Estábamos Valentina y yo (ella de cuarenta y ocho años, yo de cincuenta) en una tienda de regalos, souvenirs y curiosidades... Teníamos la intención de comprarle un regalo a la madrina de nuestro hijo Nicolás pues tendría su segundo bebé. Mientras veíamos un escaparate de esculturas pequeñas o minúsculas, mientras Valentina platicaba animada sobre las excelentes calificaciones de Sofía en la secundaria, un objeto minúsculo robó mi mirada, y dentro de mí desató una erupción volcánica, impaciente por explotar.
   Era el juguete de un piano, de tamaño miniatura. "Me gustaría coleccionar teclas de piano", decía ella, "pero nunca las encuentro solas, siempre están todas juntas en el piano... Es que siempre he tenido un sueño, en que las teclas fuesen independientes del piano, y si las tocas, suenan, sin necesidad de estar sujetas a su Dios". Recordaba la frase, palabra por palabra, y la recordaba con su voz soñadora.
   -Sofía -respiré.
   -Ay sí, también deberíamos regalarle algo -respondió Vale.
   Todas las semanas posteriores las viví como el autómata que siempre fui. Revisaba los diarios de las cuentas de los contadores que trabajaban para mí, verificaba los reportes, los activos y pasivos de varias empresas... Pero una palabra en mi cabeza absorbía a todas las demás: Sofía. ¿Qué había sido de ella?

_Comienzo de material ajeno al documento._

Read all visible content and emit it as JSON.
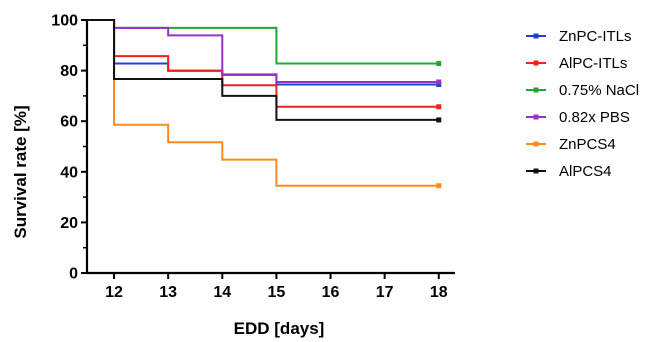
{
  "chart_data": {
    "type": "line",
    "step": true,
    "xlabel": "EDD [days]",
    "ylabel": "Survival rate [%]",
    "xlim": [
      11.5,
      18.3
    ],
    "ylim": [
      0,
      100
    ],
    "x_ticks": [
      "12",
      "13",
      "14",
      "15",
      "16",
      "17",
      "18"
    ],
    "y_ticks": [
      "0",
      "20",
      "40",
      "60",
      "80",
      "100"
    ],
    "grid": false,
    "legend_position": "right",
    "series": [
      {
        "name": "ZnPC-ITLs",
        "color": "#1f3fd8",
        "x": [
          11.5,
          12,
          13,
          14,
          15,
          18
        ],
        "y": [
          100,
          82.8,
          80,
          78.3,
          74.5,
          74.5
        ]
      },
      {
        "name": "AlPC-ITLs",
        "color": "#ee2020",
        "x": [
          11.5,
          12,
          13,
          14,
          15,
          18
        ],
        "y": [
          100,
          85.7,
          79.9,
          74.2,
          65.7,
          65.7
        ]
      },
      {
        "name": "0.75% NaCl",
        "color": "#22a832",
        "x": [
          11.5,
          12,
          13,
          14,
          15,
          18
        ],
        "y": [
          100,
          96.9,
          96.9,
          96.9,
          82.8,
          82.8
        ]
      },
      {
        "name": "0.82x PBS",
        "color": "#9b30c8",
        "x": [
          11.5,
          12,
          13,
          14,
          15,
          18
        ],
        "y": [
          100,
          96.9,
          93.9,
          78.5,
          75.5,
          75.5
        ]
      },
      {
        "name": "ZnPCS4",
        "color": "#ff8a1c",
        "x": [
          11.5,
          12,
          13,
          14,
          15,
          18
        ],
        "y": [
          100,
          58.6,
          51.7,
          44.8,
          34.5,
          34.5
        ]
      },
      {
        "name": "AlPCS4",
        "color": "#111111",
        "x": [
          11.5,
          12,
          13,
          14,
          15,
          18
        ],
        "y": [
          100,
          76.7,
          76.7,
          70.0,
          60.5,
          60.5
        ]
      }
    ]
  }
}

   Mi pregunta se respondió antes de lo que yo quería. Escribí su nombre completo en Google y descubrí que era profesora de literatura, y que sobre todo, era escritora. Entonces, ¿no eran ripios lo que ella acumulaba? ¿De verdad eran literatura? Mi enfermedad se agravió. Comencé a revalorizar todo lo que yo viví con ella: los sueños, las mordidas, las desveladas viendo películas bobas... Hacía sumas acompañado por la música de mis labios (que ya se movían solos): Sofía, que volviste a tener significado... En internet, había imágenes de ella, y no pude evitar verlas.
   Pero, ¿quién era ella? Esa es una mujer. Sofía era sólo una palabra, un soplido, un fonema. Ella era un corazón, una mirada, algo más que un simple nombre que he repetido cada cinco minutos a lo largo de treinta años.
   Mientras le hacía el amor a Valentina, cuando me tocaba susurrar "Sofía", esta vez lo hacía con la consciencia de que si pensaba en ella, quizás ya no en la Sofía que alguna vez me enloqueció y me hizo vivir junto con ella, pero en una nueva y misteriosa Sofía; ¿quién es la mujer por la que he estado llamando (como si la buscara) durante treinta años? Mi esposa notó el cambio, me preguntó si me tenía harto mi trabajo, si quería vacaciones, o una segunda luna de miel. Nada, le dije, no quería nada, nunca he querido nada, ¿alguna vez he ambicionado algo? ¿Alguien, cualquier otra persona, ambiciona otra cosa aparte de amor?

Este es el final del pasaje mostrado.